A friend of ours recommended some kind of tape, putty (spack or something like that) and then rub it out smooth. Paint over that and that should do the trick. I guess I was kind of looking for the quick way out....


Just a simple frame, kind of like the one you see on the ground. 2 sides, top and bottom. Sorry I'm not a carpenter, just looking for a quick fix. The scene is pretty dark, so maybe the wall trim might work....

Sad Max
08-09-2009, 12:39 AM
Spackle.

Unless you've got someone who's used to doing this kind of finish filling, sanding, priming and painting I'm not sure you can count on usable results in a short time.

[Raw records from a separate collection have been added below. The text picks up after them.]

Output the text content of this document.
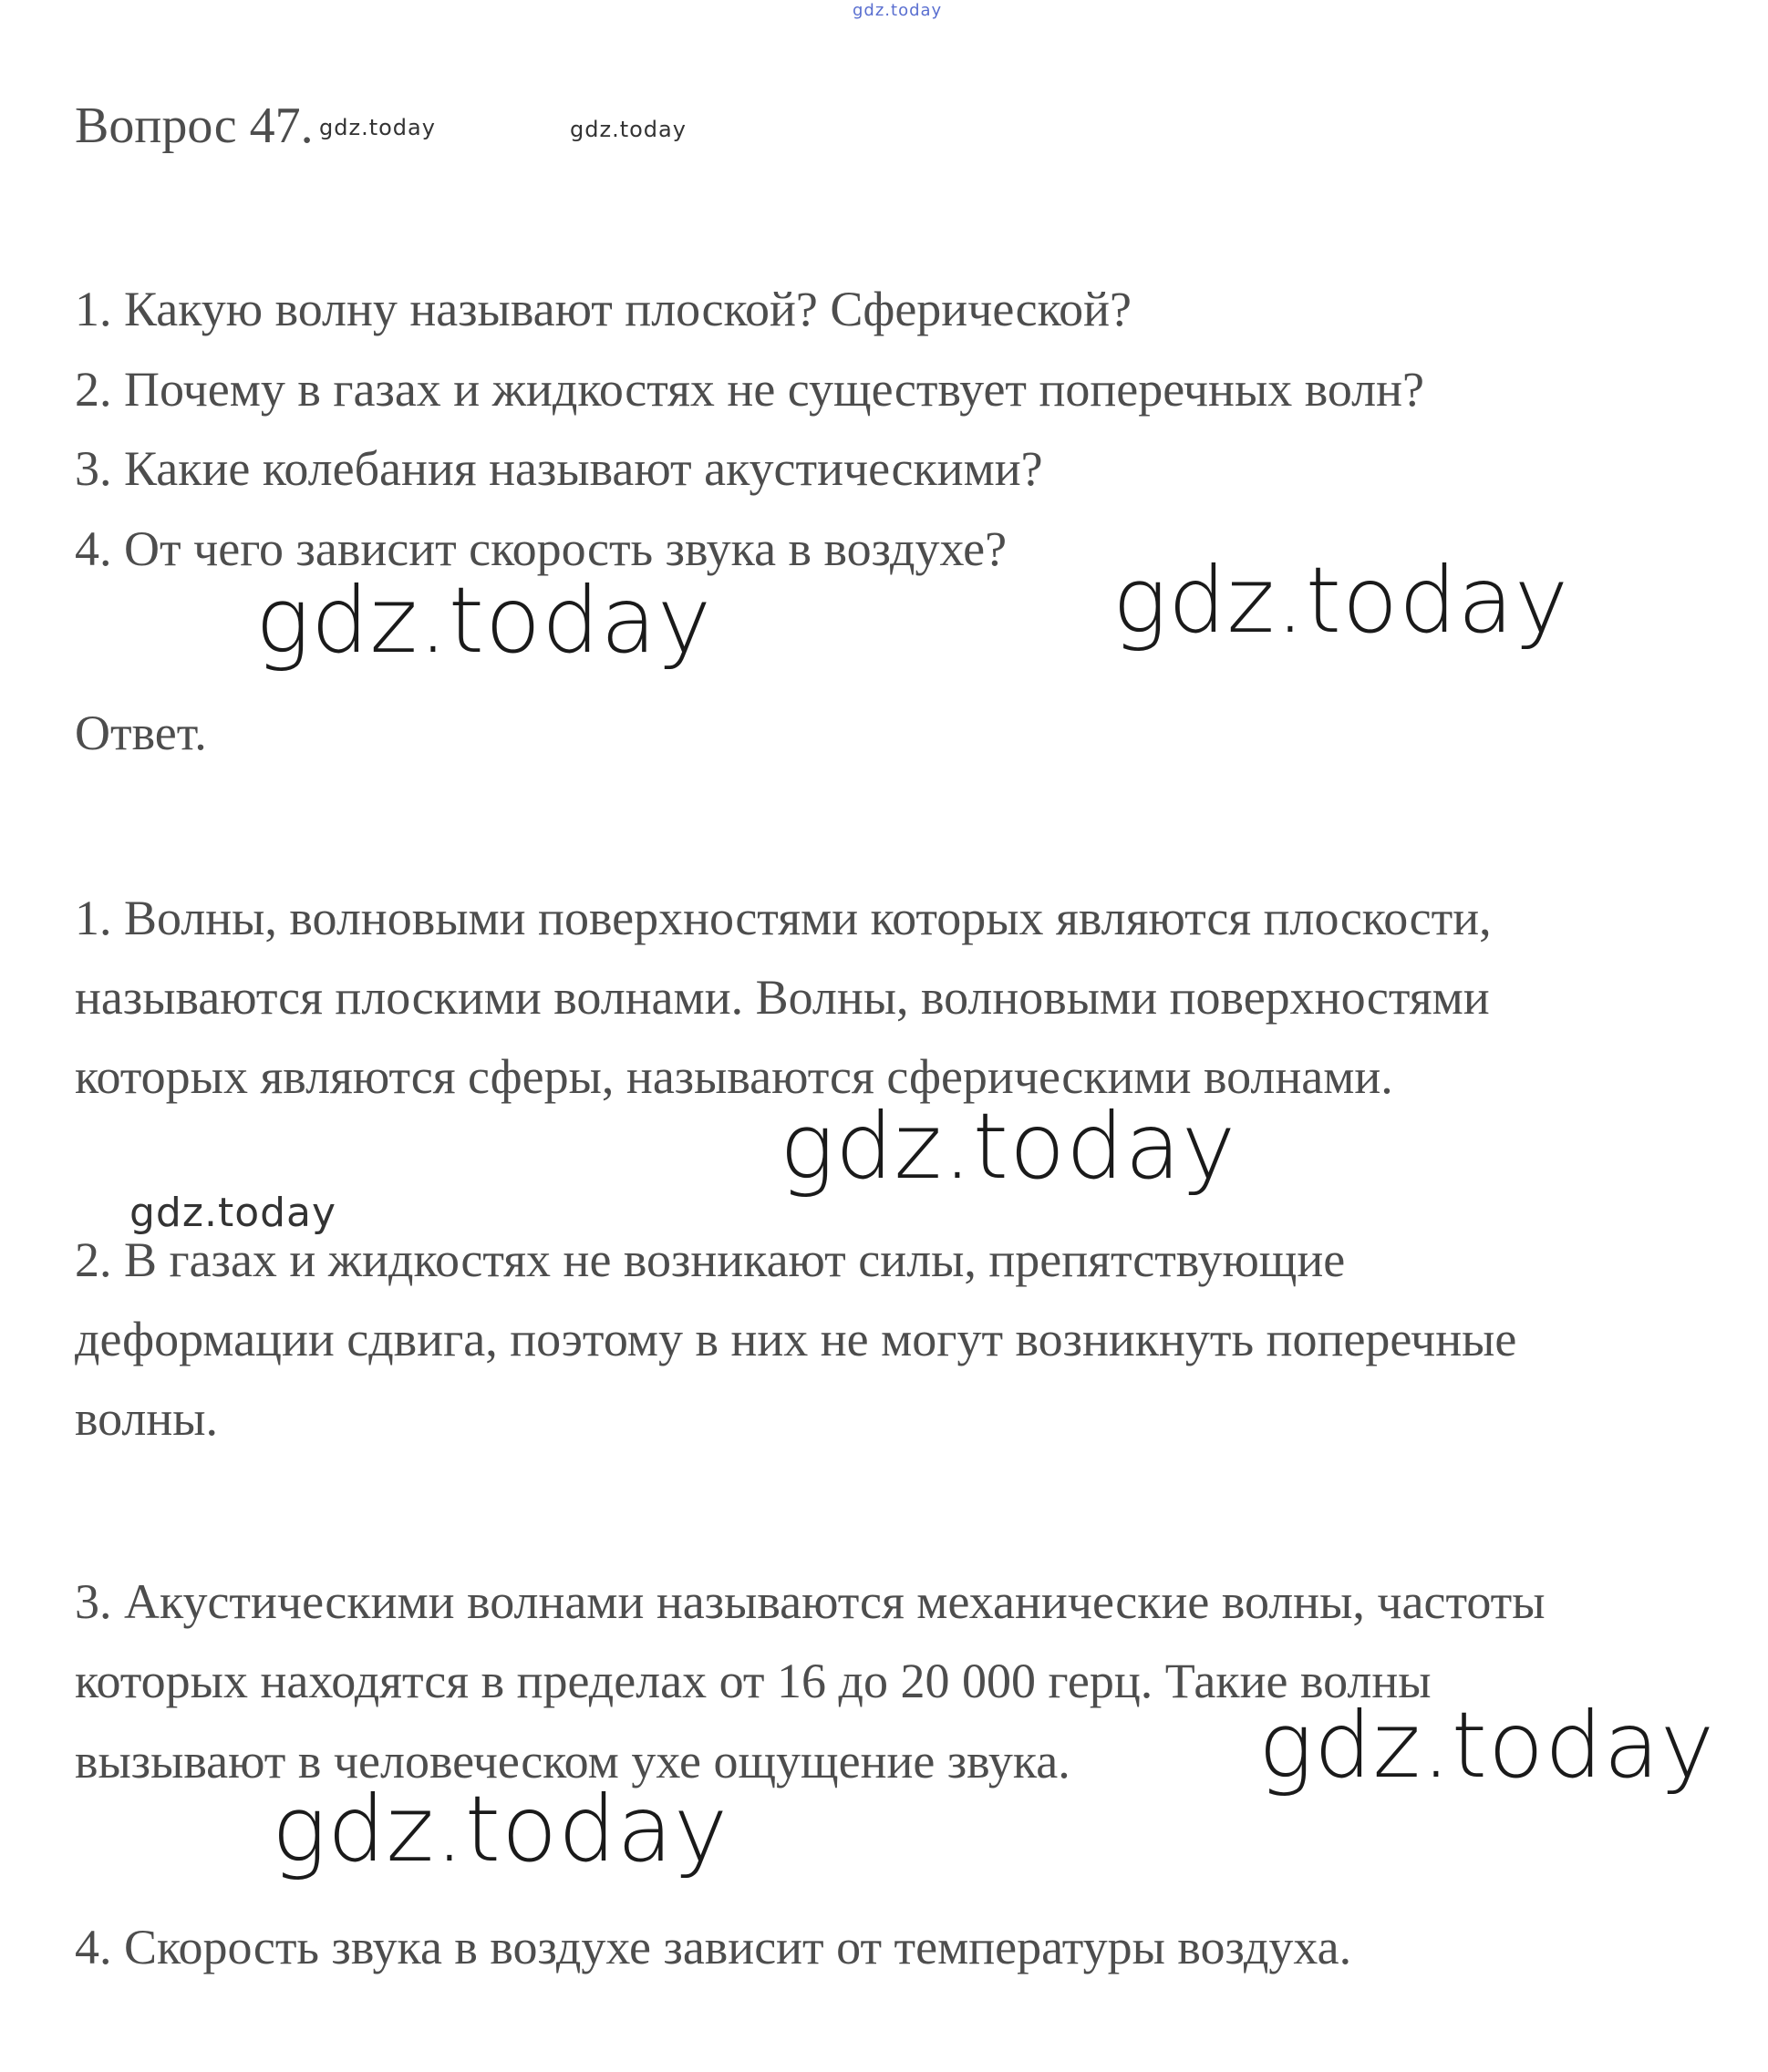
gdz.today
Вопрос 47. gdz.today	gdz.today
1. Какую волну называют плоской? Сферической?
2. Почему в газах и жидкостях не существует поперечных волн?
3. Какие колебания называют акустическими?
4. От чего зависит скорость звука в воздухе?
gdz.today	gdz.today
Ответ.
1. Волны, волновыми поверхностями которых являются плоскости,
называются плоскими волнами. Волны, волновыми поверхностями
которых являются сферы, называются сферическими волнами.
gdz.today
gdz.today
2. В газах и жидкостях не возникают силы, препятствующие
деформации сдвига, поэтому в них не могут возникнуть поперечные
волны.
3. Акустическими волнами называются механические волны, частоты
которых находятся в пределах от 16 до 20 000 герц. Такие волны
вызывают в человеческом ухе ощущение звука. gdz.today
gdz.today
4. Скорость звука в воздухе зависит от температуры воздуха.
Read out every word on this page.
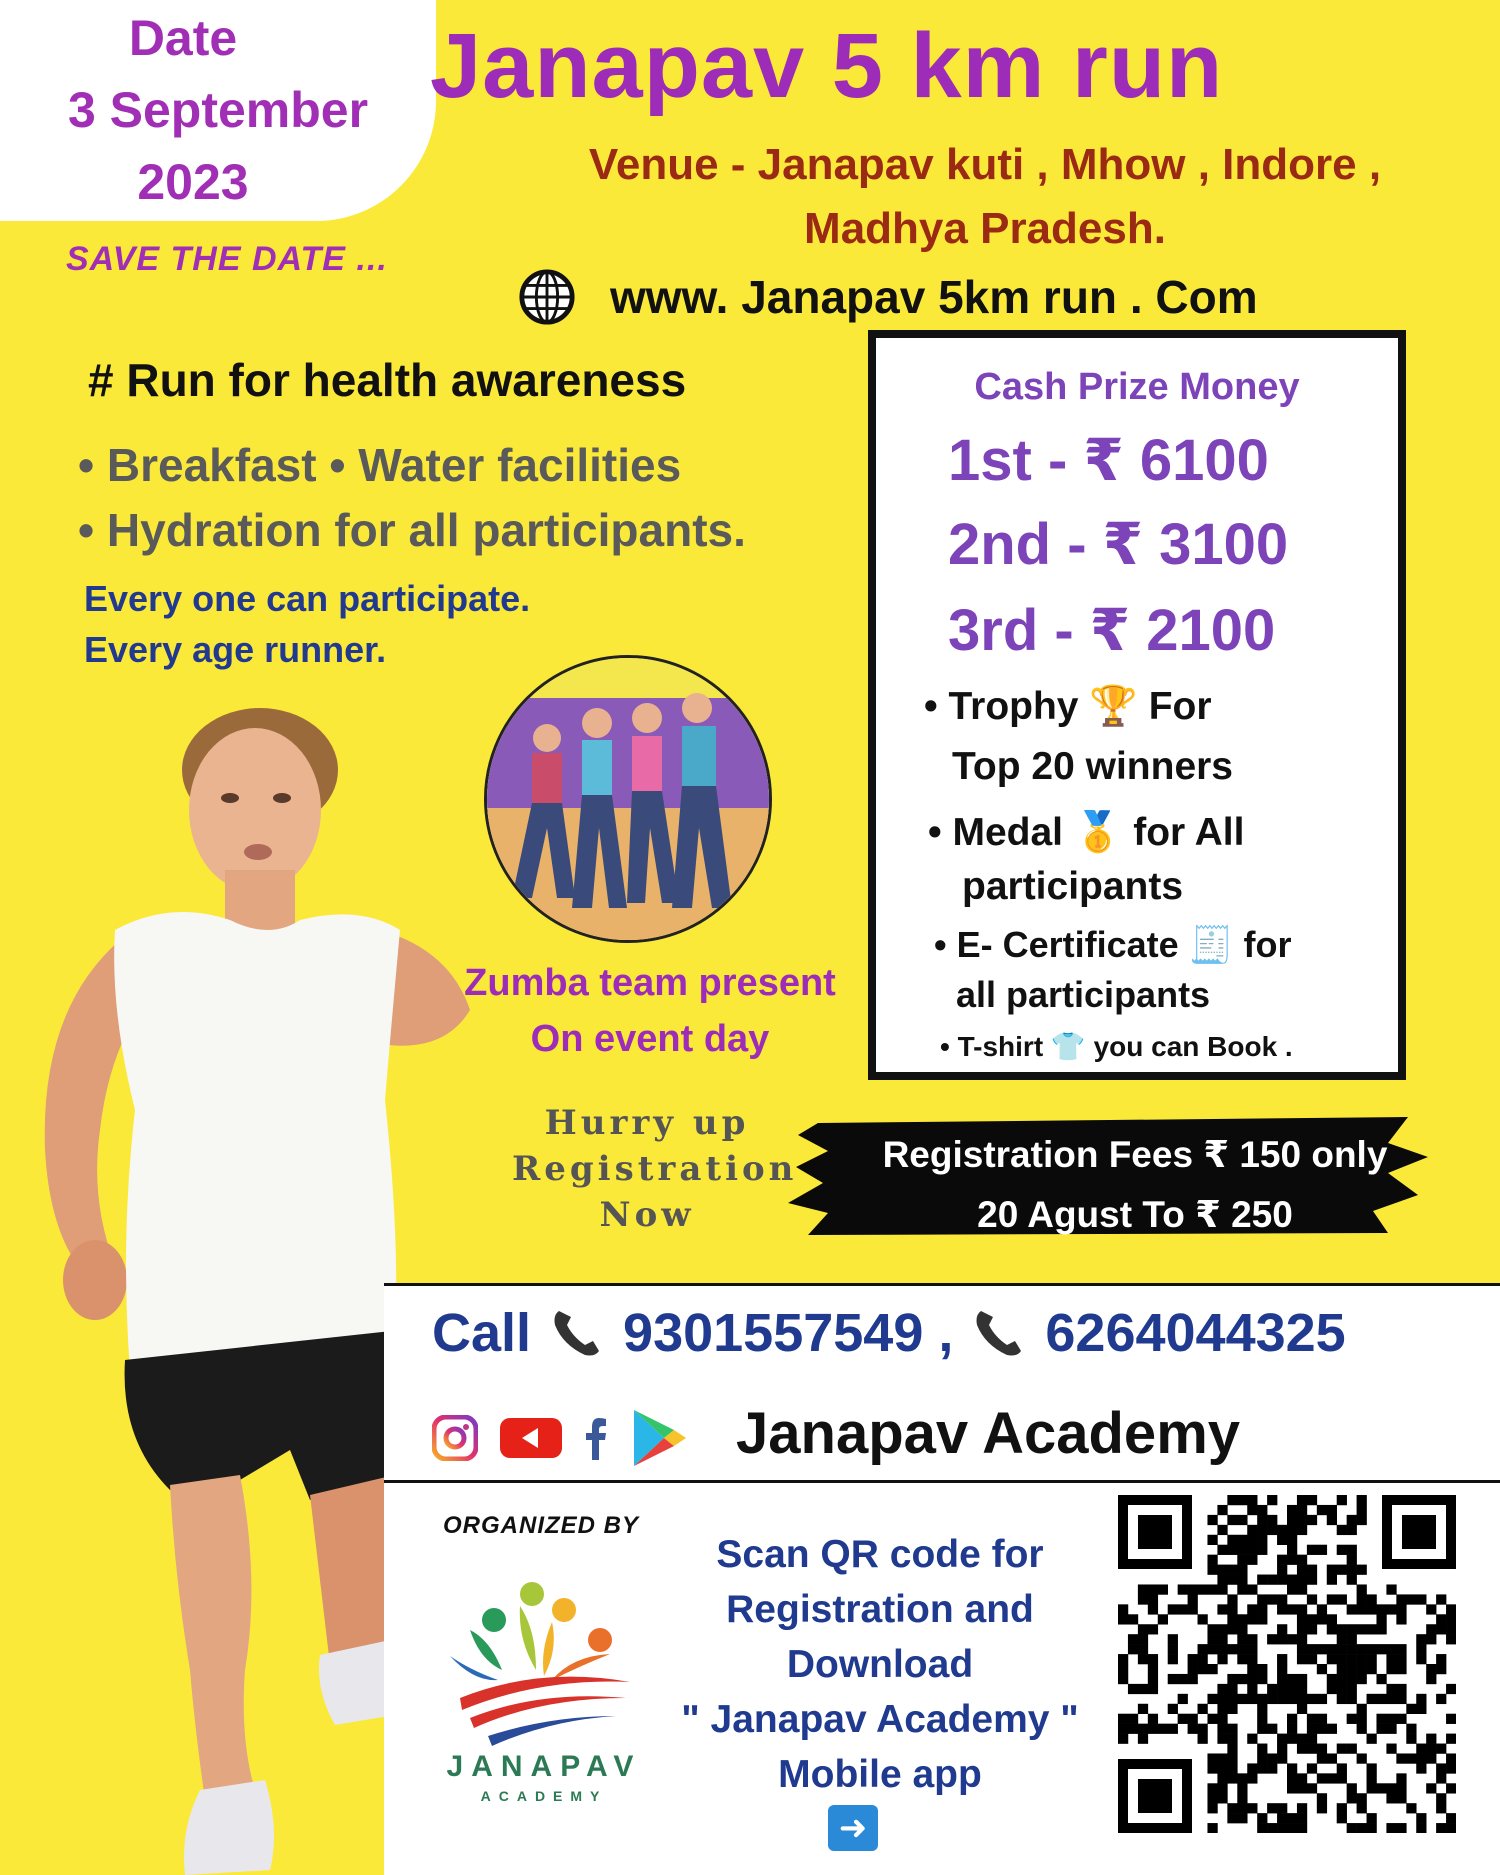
Date
3 September
2023
SAVE THE DATE ...
Janapav 5 km run
Venue - Janapav kuti , Mhow , Indore ,
Madhya Pradesh.
www. Janapav 5km run . Com
# Run for health awareness
• Breakfast • Water facilities
• Hydration for all participants.
Every one can participate.
Every age runner.
Zumba team present
On event day
Cash Prize Money
1st - ₹ 6100
2nd - ₹ 3100
3rd - ₹ 2100
• Trophy 🏆 For
Top 20 winners
• Medal 🥇 for All
participants
• E- Certificate 🧾 for
all participants
• T-shirt 👕 you can Book .
Hurry up
Registration
Now
Registration Fees ₹ 150 only
20 Agust To ₹ 250
Call 9301557549 , 6264044325
Janapav Academy
ORGANIZED BY
JANAPAV
ACADEMY
Scan QR code for
Registration and
Download
" Janapav Academy "
Mobile app
➜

The way to save time on that step is in the way you build your flats, but you have what you have...if it's the kind of set where you feel right dressing it with some 'plumbing' or 'drain' pipes running up the walls, that's a good way to hide seams that doesn't call for any special work on the flats. Maybe that solve would work for you. Good luck!

rsbush
08-10-2009, 06:55 AM
You need to use Bondo or some other auto body filler for seams. Fill the seam as flat and even as you can. Use a palm sander with 80 grit paper to smooth and even it out. Then use spackle to fill small divots/holes. Sand with 100 grit sandpaper by hand. Paint. This is very easy, anyone who is remotely handy can handle it.